Sabores intensos y sencillos —anís, limón, menta, fresa, regaliz— estos caramelos que han endulzado generaciones y que muchos murcianos aún conservan en cajitas de lata como tesoros nostálgicos.

Aunque la mayoría se adquiere ya hechos, algunos valientes aún se atreven a elaborarlos de forma casera, reviviendo recetas que han pasado de abuelas a nietos con mimo de reliquia. ¿Te animas a prepararlos? Te facilitamos una receta tradicional de pastillas murcianas. Los ingredientes son los siguientes:

  • 400 g de azúcar
  • 200 ml de agua
  • Unas gotas de esencia natural (anís, limón, menta…)
  • Colorante alimentario (opcional)
  • Moldes pequeños de silicona o una bandeja engrasada

Su proceso de elaboración comienza en un cazo, donde se funden 400 gramos de azúcar con 200 mililitros de agua. La mezcla se lleva a ebullición, sin remover, hasta alcanzar el punto justo de caramelo, unos 145 grados centígrados, ese instante preciso en el que el líquido empieza a transformarse en ámbar crujiente.

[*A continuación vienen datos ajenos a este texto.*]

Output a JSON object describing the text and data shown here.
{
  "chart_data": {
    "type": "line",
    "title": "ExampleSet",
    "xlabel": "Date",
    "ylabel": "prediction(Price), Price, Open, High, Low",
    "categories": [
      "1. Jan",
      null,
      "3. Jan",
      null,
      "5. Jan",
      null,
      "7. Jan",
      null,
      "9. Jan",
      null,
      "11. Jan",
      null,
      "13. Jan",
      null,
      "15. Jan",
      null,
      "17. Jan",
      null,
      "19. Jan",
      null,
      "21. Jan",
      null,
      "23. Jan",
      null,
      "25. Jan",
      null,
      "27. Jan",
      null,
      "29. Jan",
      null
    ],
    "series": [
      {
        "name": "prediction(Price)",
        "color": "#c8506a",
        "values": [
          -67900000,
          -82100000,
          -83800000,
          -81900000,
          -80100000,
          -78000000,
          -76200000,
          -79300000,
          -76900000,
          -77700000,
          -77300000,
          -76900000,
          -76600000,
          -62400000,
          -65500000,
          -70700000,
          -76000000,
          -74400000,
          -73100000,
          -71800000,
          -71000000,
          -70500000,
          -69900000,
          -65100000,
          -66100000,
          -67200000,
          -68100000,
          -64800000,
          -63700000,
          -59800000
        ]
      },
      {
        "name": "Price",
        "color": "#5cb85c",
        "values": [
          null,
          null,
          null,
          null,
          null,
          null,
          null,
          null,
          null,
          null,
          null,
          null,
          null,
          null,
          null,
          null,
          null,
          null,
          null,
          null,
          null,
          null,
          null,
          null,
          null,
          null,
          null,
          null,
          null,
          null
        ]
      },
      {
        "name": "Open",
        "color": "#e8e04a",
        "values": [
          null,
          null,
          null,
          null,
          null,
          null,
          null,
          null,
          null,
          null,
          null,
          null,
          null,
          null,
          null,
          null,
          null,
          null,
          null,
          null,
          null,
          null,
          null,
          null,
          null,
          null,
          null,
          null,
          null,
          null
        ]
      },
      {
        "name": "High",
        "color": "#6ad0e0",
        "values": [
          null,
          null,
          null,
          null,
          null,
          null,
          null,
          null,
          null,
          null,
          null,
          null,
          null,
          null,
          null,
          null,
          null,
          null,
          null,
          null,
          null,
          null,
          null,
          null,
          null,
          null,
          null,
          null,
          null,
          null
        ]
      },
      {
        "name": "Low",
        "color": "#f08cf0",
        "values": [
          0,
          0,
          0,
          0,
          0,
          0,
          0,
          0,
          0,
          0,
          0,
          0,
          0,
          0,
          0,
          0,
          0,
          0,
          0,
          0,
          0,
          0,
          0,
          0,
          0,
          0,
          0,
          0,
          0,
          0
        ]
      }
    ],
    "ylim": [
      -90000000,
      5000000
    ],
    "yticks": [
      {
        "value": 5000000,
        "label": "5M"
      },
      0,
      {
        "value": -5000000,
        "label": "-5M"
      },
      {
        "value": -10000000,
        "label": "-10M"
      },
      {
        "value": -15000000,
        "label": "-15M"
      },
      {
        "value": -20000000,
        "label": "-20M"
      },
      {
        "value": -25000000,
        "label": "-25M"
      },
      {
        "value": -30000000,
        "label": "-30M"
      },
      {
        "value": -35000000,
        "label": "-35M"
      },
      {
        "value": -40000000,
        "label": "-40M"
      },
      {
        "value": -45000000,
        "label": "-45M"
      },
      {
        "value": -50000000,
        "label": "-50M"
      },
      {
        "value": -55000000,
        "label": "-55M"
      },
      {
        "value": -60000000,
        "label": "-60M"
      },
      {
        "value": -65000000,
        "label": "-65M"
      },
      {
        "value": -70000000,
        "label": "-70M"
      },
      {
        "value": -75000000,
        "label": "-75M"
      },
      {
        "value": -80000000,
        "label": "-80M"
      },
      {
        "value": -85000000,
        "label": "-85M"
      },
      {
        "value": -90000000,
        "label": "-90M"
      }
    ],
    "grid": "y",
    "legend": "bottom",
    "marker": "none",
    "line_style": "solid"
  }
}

Es en ese momento cuando se incorporan unas gotas de esencia aromática, puede ser anís, menta, limón o regaliz, según la tradición familiar o el capricho del día y, si se desea, una pizca de colorante alimentario para darle carácter visual al dulce.

Con rapidez, antes de que el caramelo comience a endurecerse, se vierte la mezcla en pequeños moldes de silicona o sobre una bandeja engrasada. Solo queda esperar a que enfríen por completo ¡y listo!